PSA levels in blood are higher if there is prostate cancer, making it a valuable tool in finding early prostate cancer. But PSA levels can also be high from infection or inflammation in the prostate or from an enlarged prostate.

It is important to discuss this test with your doctor before having one. A high PSA level does not mean that you have cancer; a normal PSA level does not mean you don't have cancer.

If PSA levels are high or have gone up since the last PSA test, your doctor will do a biopsy of the prostate gland using a small ultrasound probe inserted in the rectum (transrectal ultrasound). Tissue samples will be tested for cancer.

If cancer is found, the doctor will do abdominal and pelvic X-rays to see if the cancer has spread outside the prostate. A CT scan and a bone scan may also be done.

For men who have high PSA levels but biopsies don’t find cancer, there is a urine test known as a PCA-3 that looks for cancer. This test can prevent the need for repeat biopsies in some men.

What Are the Treatments for Prostate Cancer?

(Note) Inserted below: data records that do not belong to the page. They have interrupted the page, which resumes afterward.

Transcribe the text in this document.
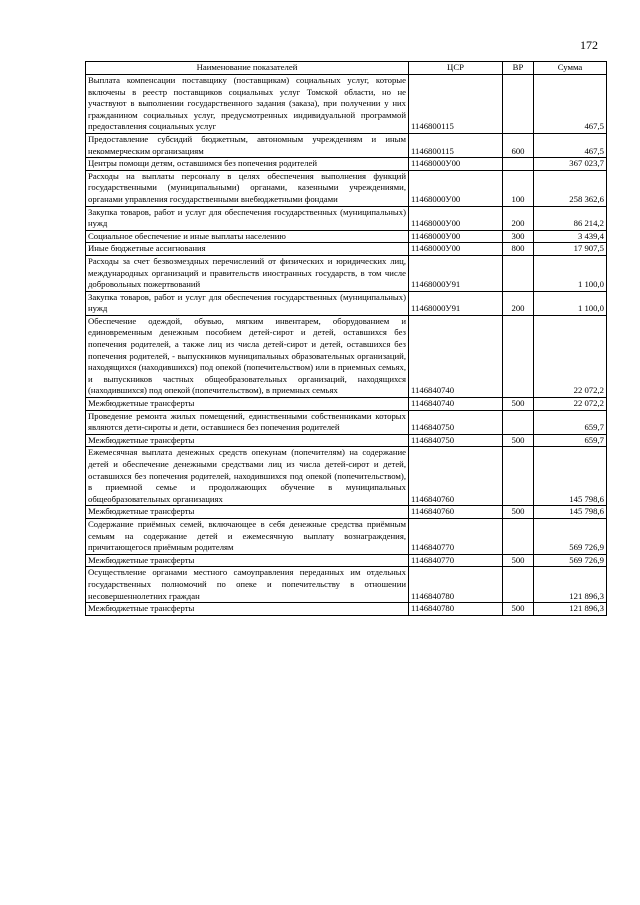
172
Наименование показателей	ЦСР	ВР	Сумма
Выплата компенсации поставщику (поставщикам) социальных услуг, которые включены в реестр поставщиков социальных услуг Томской области, но не участвуют в выполнении государственного задания (заказа), при получении у них гражданином социальных услуг, предусмотренных индивидуальной программой предоставления социальных услуг	1146800115		467,5
Предоставление субсидий бюджетным, автономным учреждениям и иным некоммерческим организациям	1146800115	600	467,5
Центры помощи детям, оставшимся без попечения родителей	11468000У00		367 023,7
Расходы на выплаты персоналу в целях обеспечения выполнения функций государственными (муниципальными) органами, казенными учреждениями, органами управления государственными внебюджетными фондами	11468000У00	100	258 362,6
Закупка товаров, работ и услуг для обеспечения государственных (муниципальных) нужд	11468000У00	200	86 214,2
Социальное обеспечение и иные выплаты населению	11468000У00	300	3 439,4
Иные бюджетные ассигнования	11468000У00	800	17 907,5
Расходы за счет безвозмездных перечислений от физических и юридических лиц, международных организаций и правительств иностранных государств, в том числе добровольных пожертвований	11468000У91		1 100,0
Закупка товаров, работ и услуг для обеспечения государственных (муниципальных) нужд	11468000У91	200	1 100,0
Обеспечение одеждой, обувью, мягким инвентарем, оборудованием и единовременным денежным пособием детей-сирот и детей, оставшихся без попечения родителей, а также лиц из числа детей-сирот и детей, оставшихся без попечения родителей, - выпускников муниципальных образовательных организаций, находящихся (находившихся) под опекой (попечительством) или в приемных семьях, и выпускников частных общеобразовательных организаций, находящихся (находившихся) под опекой (попечительством), в приемных семьях	1146840740		22 072,2
Межбюджетные трансферты	1146840740	500	22 072,2
Проведение ремонта жилых помещений, единственными собственниками которых являются дети-сироты и дети, оставшиеся без попечения родителей	1146840750		659,7
Межбюджетные трансферты	1146840750	500	659,7
Ежемесячная выплата денежных средств опекунам (попечителям) на содержание детей и обеспечение денежными средствами лиц из числа детей-сирот и детей, оставшихся без попечения родителей, находившихся под опекой (попечительством), в приемной семье и продолжающих обучение в муниципальных общеобразовательных организациях	1146840760		145 798,6
Межбюджетные трансферты	1146840760	500	145 798,6
Содержание приёмных семей, включающее в себя денежные средства приёмным семьям на содержание детей и ежемесячную выплату вознаграждения, причитающегося приёмным родителям	1146840770		569 726,9
Межбюджетные трансферты	1146840770	500	569 726,9
Осуществление органами местного самоуправления переданных им отдельных государственных полномочий по опеке и попечительству в отношении несовершеннолетних граждан	1146840780		121 896,3
Межбюджетные трансферты	1146840780	500	121 896,3
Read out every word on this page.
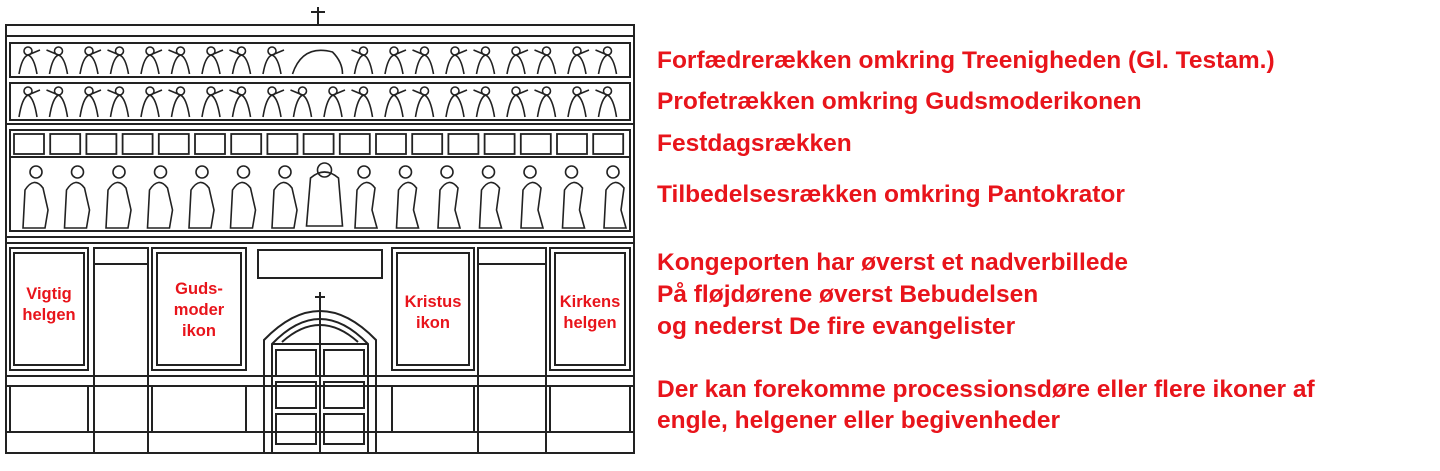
Vigtig
helgen
Guds-
moder
ikon
Kristus
ikon
Kirkens
helgen
Forfædrerækken omkring Treenigheden (Gl. Testam.)
Profetrækken omkring Gudsmoderikonen
Festdagsrækken
Tilbedelsesrækken omkring Pantokrator
Kongeporten har øverst et nadverbillede
På fløjdørene øverst Bebudelsen
og nederst De fire evangelister
Der kan forekomme processionsdøre eller flere ikoner af
engle, helgener eller begivenheder
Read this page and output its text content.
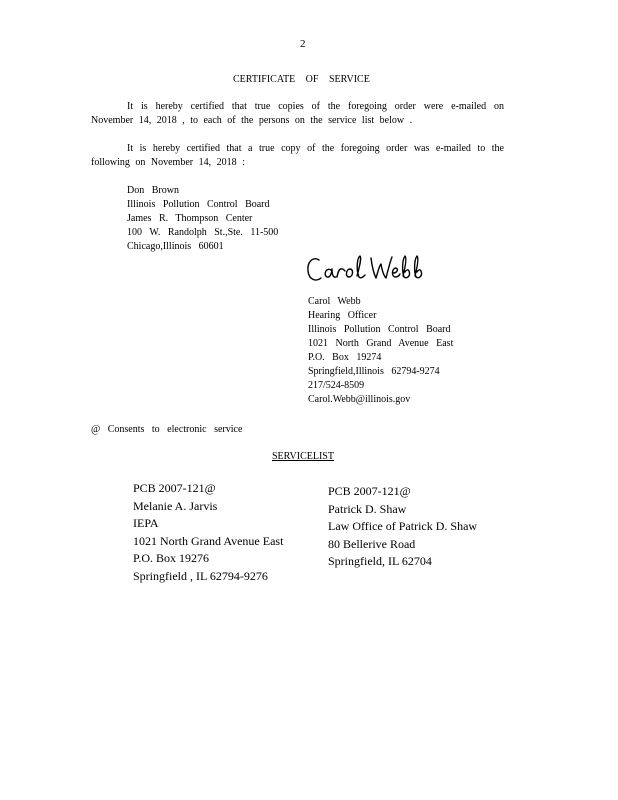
2
CERTIFICATE OF SERVICE
It is hereby certified that true copies of the foregoing order were e-mailed on November 14, 2018 , to each of the persons on the service list below .
It is hereby certified that a true copy of the foregoing order was e-mailed to the following on November 14, 2018 :
Don Brown
Illinois Pollution Control Board
James R. Thompson Center
100 W. Randolph St.,Ste. 11-500
Chicago,Illinois 60601
Carol Webb
Hearing Officer
Illinois Pollution Control Board
1021 North Grand Avenue East
P.O. Box 19274
Springfield,Illinois 62794-9274
217/524-8509
Carol.Webb@illinois.gov
@ Consents to electronic service
SERVICELIST
PCB 2007-121@
Melanie A. Jarvis
IEPA
1021 North Grand Avenue East
P.O. Box 19276
Springfield , IL 62794-9276
PCB 2007-121@
Patrick D. Shaw
Law Office of Patrick D. Shaw
80 Bellerive Road
Springfield, IL 62704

Once the decision is made to treat prostate cancer, your doctor will decide the type of treatment. Decisions about how to treat this cancer are complex, and it makes sense for men to seek a second opinion before making a treatment decision. Treatment may include doing nothing, a single therapy, or some combination of radiation, surgery, hormone therapy, and rarely chemotherapy. The choice depends on many things. Prostate cancer that hasn’t spread usually can be cured with surgery or radiation.